In order to delete a key pair in the GUI, navigate to Project -> Compute -> Key Pairs. In the list of key pairs use the Delete Key Pair button to delete the key, or select keys and use the Delete Key Pairs button on the top right:

Dashboard - Delete key pairs

Once a key pair is deleted, it is no longer accessible for use when provisioning new instances. Deleting a key pair will not affect running instances that uses that key pair.

Deleting a key pair using the CLI is done with this command:

openstack keypair delete [-h] <key> [<key> ...]

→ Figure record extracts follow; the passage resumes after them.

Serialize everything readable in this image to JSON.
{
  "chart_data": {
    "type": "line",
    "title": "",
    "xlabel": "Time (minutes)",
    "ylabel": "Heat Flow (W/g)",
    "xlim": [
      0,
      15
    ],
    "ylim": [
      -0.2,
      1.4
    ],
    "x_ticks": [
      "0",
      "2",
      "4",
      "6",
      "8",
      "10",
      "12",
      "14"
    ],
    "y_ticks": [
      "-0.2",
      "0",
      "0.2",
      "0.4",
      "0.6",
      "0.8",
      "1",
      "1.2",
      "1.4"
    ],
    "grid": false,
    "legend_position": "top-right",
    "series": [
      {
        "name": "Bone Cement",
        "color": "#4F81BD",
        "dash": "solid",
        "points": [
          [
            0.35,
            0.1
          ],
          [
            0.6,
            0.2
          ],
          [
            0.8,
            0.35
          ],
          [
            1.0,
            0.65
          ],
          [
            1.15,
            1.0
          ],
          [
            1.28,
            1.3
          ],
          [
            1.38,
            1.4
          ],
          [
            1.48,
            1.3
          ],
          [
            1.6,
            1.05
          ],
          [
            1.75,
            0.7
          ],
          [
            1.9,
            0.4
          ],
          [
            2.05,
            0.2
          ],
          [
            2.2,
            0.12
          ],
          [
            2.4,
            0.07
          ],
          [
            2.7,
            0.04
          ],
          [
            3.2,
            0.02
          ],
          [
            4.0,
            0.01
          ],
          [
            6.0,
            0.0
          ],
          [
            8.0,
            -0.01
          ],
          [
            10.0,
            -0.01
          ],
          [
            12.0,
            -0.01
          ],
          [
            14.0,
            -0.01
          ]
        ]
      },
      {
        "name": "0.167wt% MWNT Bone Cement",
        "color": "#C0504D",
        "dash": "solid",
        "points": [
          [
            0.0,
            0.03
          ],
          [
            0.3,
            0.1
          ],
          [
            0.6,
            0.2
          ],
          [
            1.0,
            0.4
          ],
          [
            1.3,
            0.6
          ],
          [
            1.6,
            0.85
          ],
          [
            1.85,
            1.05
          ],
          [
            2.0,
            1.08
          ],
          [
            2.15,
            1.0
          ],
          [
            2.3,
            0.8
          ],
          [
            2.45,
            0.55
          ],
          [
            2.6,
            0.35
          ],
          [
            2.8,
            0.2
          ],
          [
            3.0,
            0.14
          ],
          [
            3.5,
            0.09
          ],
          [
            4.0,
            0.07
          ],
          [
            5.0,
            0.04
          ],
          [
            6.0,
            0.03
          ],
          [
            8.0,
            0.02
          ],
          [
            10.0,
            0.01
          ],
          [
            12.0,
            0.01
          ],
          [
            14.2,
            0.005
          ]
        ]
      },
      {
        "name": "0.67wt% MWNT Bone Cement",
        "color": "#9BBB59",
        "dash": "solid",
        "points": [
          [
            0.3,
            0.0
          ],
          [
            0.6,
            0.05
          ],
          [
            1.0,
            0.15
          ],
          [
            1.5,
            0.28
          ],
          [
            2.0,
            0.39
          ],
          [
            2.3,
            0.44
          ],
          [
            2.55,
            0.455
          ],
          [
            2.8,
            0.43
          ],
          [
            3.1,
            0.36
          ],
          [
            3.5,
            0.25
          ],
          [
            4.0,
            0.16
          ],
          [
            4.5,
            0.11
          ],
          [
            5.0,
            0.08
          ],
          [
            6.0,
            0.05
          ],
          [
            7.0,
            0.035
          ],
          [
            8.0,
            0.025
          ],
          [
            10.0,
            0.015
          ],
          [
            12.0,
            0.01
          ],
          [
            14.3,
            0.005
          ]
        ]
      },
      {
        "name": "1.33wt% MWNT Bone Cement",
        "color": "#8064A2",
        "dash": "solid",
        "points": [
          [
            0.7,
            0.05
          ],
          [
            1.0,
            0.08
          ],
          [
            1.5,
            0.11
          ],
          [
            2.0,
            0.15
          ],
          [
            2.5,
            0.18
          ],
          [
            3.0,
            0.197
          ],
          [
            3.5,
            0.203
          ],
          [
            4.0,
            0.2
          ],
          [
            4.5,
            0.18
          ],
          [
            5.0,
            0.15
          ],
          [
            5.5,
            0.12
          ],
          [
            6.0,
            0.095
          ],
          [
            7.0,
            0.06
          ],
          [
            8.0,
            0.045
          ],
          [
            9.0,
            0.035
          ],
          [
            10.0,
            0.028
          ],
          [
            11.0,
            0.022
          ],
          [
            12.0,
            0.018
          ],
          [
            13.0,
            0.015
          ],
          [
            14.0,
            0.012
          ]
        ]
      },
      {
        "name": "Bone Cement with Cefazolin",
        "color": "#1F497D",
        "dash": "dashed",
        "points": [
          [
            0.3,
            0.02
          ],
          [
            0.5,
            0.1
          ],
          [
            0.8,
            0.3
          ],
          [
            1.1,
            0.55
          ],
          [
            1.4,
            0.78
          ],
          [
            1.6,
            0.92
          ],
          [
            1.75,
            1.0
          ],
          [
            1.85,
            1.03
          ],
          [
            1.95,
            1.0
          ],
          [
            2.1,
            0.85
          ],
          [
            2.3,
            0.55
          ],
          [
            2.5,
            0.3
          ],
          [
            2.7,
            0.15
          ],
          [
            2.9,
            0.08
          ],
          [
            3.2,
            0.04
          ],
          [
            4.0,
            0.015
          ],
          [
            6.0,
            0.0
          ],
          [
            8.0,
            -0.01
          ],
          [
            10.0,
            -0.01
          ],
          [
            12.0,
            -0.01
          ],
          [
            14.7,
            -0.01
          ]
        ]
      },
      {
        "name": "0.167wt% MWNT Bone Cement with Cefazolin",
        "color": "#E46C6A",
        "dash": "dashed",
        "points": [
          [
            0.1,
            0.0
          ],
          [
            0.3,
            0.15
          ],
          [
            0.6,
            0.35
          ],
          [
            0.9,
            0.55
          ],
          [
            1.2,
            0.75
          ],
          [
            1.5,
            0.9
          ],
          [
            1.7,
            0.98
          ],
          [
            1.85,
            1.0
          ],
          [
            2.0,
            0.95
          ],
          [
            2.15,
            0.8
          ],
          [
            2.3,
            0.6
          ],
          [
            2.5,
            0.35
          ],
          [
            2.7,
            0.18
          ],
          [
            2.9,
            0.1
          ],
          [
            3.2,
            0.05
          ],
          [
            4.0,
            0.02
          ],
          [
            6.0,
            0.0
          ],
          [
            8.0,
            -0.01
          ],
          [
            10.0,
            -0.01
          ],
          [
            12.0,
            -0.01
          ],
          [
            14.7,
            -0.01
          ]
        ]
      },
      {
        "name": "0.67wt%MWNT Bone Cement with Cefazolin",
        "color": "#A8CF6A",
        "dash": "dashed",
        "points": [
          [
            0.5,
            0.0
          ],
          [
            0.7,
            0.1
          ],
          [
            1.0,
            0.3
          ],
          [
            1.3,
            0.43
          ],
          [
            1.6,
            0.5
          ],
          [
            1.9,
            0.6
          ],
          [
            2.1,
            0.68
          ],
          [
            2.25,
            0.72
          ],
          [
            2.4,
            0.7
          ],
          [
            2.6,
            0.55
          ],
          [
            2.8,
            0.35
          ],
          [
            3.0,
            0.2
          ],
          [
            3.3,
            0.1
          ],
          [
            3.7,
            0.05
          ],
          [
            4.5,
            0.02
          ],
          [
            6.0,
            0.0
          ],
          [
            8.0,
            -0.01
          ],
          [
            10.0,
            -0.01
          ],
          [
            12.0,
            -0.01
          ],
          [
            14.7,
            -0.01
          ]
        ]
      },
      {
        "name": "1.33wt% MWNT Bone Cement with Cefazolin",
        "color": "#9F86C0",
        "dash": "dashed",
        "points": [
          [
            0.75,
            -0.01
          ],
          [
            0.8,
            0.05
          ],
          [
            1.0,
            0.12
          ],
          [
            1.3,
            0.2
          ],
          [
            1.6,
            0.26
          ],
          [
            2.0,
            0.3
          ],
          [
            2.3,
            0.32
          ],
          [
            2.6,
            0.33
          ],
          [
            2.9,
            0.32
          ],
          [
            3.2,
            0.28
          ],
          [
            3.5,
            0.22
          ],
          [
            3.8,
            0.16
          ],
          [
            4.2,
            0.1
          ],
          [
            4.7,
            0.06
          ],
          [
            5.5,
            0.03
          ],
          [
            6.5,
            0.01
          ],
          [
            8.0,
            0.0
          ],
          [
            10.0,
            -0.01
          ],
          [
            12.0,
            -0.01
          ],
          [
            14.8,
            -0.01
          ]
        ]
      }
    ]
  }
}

First we list our key pairs (this can be omitted if you know the name of the key pair you want to delete):

$ openstack keypair list
| Name  | Fingerprint                                     |
| bar   | 9d:b5:68:c9:d5:53:ab:73:95:f7:85:a2:74:a8:41:9e |
| foo   | 34:3c:b0:40:02:fa:2f:e4:6c:da:9f:7a:3b:44:23:34 |
| mykey | e2:2e:26:df:5d:98:9e:8f:5e:fd:c7:d5:d0:6b:44:e7 |

Then we delete the key pair:

$ openstack keypair delete foo

You may specify more than one key pair to this command.

Caveats and limitations

There are a few caveats and limitations that you should be aware of when using creating and using SSH key pairs in NREC:

  • The dashboard does not support some modern SSH ciphers. This is why we’re using RSA in the examples, it’s good enough and we know it works. The CLI does not have this limitation.
  • An SSH key pair in NREC follows the user-project-region combination. This differs from most attributes that does not have the user aspect. Due to the API/CLI user being a different user (albeit with the same username) as the GUI user, keys created in GUI are not visible in API/CLI, and vice versa.
  • It is possible to create an SSH key pair within the process of creating an instance. This doesn’t work properly. For best results, create the ssh key pair before creating the instance, as described in this document.